Join the fun over at Mama’s Losin’ It
This week, I’m choosing Prompt 4: Open letter to a celebrity.
Dear Robert Pattinson:
Yes, I realize the ridiculousness of a 42-year-old housewife writing a fan letter (of sorts) to you. And as my friend Mr. Debbie Downer pointed out to me, I could be your mother–if I’d had a child at age 20 instead of 36. But let’s forget all that because I’m really just writing to you to tell you about this dream I had about you the other night. (Believe me, I realize how it must make your skin crawl to have middle-aged women dreaming about you … scary, I’m sure. But don’t worry … it isn’t too skeevy!)
|Well, Hi There!|
So, in my dream, I was sitting in an auditorium with a bunch of other people and you were doing a question and answer session. I was sitting in the second row. (Jeesh … even in my dreams I don’t get the front row!) You were being very charming and funny. Some of the questions were about Harry Potter and your portrayal of Cedric Diggory. Other questions were (inevitably) about Twilight. Other questions were just random questions about your favorite color and stuff like that.
|You As Cedric Diggory|
You were walking around, interacting with the audience, and I was sitting there making witty comments in response to some of what you said. I kind of caught your attention because I was so funny. (It wasn’t because I was drop-dead gorgeous … I remember even in my dream thinking “God I’m a bit chubby!!!”) We started having a little banter, and then you caught sight of the book on my lap. (Because Lord knows I never go anywhere without a book to read.)
|You Have A Book Nearby … Just Like Me!|
The book was Mockingjay by Suzanne Collins (which is the final installment of Collin’s wildly popular Hunger Games books and that I really had been reading before I fell asleep.) You said “Oh, wow.” And you bent down close and whispered in my ear “Guess what?
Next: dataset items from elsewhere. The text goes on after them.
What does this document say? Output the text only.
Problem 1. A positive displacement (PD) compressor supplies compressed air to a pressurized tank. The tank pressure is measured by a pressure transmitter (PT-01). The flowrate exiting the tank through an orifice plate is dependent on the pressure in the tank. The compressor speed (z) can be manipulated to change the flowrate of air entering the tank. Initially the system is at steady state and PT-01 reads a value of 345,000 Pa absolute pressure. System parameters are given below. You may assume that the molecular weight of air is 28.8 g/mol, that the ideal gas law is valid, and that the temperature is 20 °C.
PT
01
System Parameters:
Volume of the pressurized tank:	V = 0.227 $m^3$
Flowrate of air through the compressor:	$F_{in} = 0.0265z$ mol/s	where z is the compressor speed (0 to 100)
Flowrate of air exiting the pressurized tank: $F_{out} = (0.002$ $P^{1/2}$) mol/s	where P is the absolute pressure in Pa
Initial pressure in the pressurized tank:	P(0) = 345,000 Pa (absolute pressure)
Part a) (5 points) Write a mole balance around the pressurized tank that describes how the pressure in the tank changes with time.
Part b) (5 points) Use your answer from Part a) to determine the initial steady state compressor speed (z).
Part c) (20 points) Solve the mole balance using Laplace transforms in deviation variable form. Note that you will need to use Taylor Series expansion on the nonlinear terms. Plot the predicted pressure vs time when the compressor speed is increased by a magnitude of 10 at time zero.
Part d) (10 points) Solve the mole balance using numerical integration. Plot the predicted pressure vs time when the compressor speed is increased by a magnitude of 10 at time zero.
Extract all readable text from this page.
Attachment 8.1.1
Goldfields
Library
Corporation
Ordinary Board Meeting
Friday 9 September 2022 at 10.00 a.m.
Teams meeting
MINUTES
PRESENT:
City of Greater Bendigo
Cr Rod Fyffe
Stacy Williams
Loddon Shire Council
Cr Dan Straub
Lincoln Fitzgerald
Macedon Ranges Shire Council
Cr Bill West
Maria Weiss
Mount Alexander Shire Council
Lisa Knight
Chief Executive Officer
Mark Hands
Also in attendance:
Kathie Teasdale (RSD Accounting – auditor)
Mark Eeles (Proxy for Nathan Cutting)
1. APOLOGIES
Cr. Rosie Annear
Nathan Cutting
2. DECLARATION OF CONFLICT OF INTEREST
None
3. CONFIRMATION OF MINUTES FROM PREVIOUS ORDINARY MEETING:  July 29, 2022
I’ve been cast in the movie version. Guess who I’m going to play?” And I whispered back “Peeta?” And you gave me one of your devilish grins and nodded. Then you asked me (and only me) if I wanted to come back stage with you to talk more. Of course I agreed. I remember standing up and apologizing for my slovenly appearance, but you said “It doesn’t matter. It isn’t your body I’m interested in. It’s your mind.” Oh boy … swoon! And then …
|This is kind of what you looked like in my dream|
That was it. That was the whole dream. Totally lame for a celebrity sex dream, I think. In fact, it probably doesn’t even qualify as a sex dream as nothing happened except I got a little excited when you whispered in my ear.
|This is a good photo of you.|
Why am I writing to tell you this? Well, it fits the writing prompt, for one. And also, it made me realize:
- Even in my dreams, I get poor seating.
- Even in my dreams, I’m reading a book at an inappropriate time.
- Even in my dreams, I realize I need to lose weight.
- Even in my dreams, I stay fully clothed and don’t do anything that Mr. Jenners could get mad about.
|You look good dressed up.|
I think I need to learn to have better dreams, don’t you? I have a recurring flying dream but, even in that dream, I only really hover about 5 feet off the ground and move forward about 10 feet or so. So it isn’t really a flying dream as much as a hovering dream. What a loser!!
|This is NOT a good photo of you. But it makes me realize we have a lot in common. Like regrettable past clothing and hairstyle choices.|
So, Mr. Pattinson, I shall work on my dreaming abilities and try to get something more exciting going. I’m sure you’re thrilled. Oh … and if you should get cast as Peeta in a Hunger Games movie, I want a cut of the profits.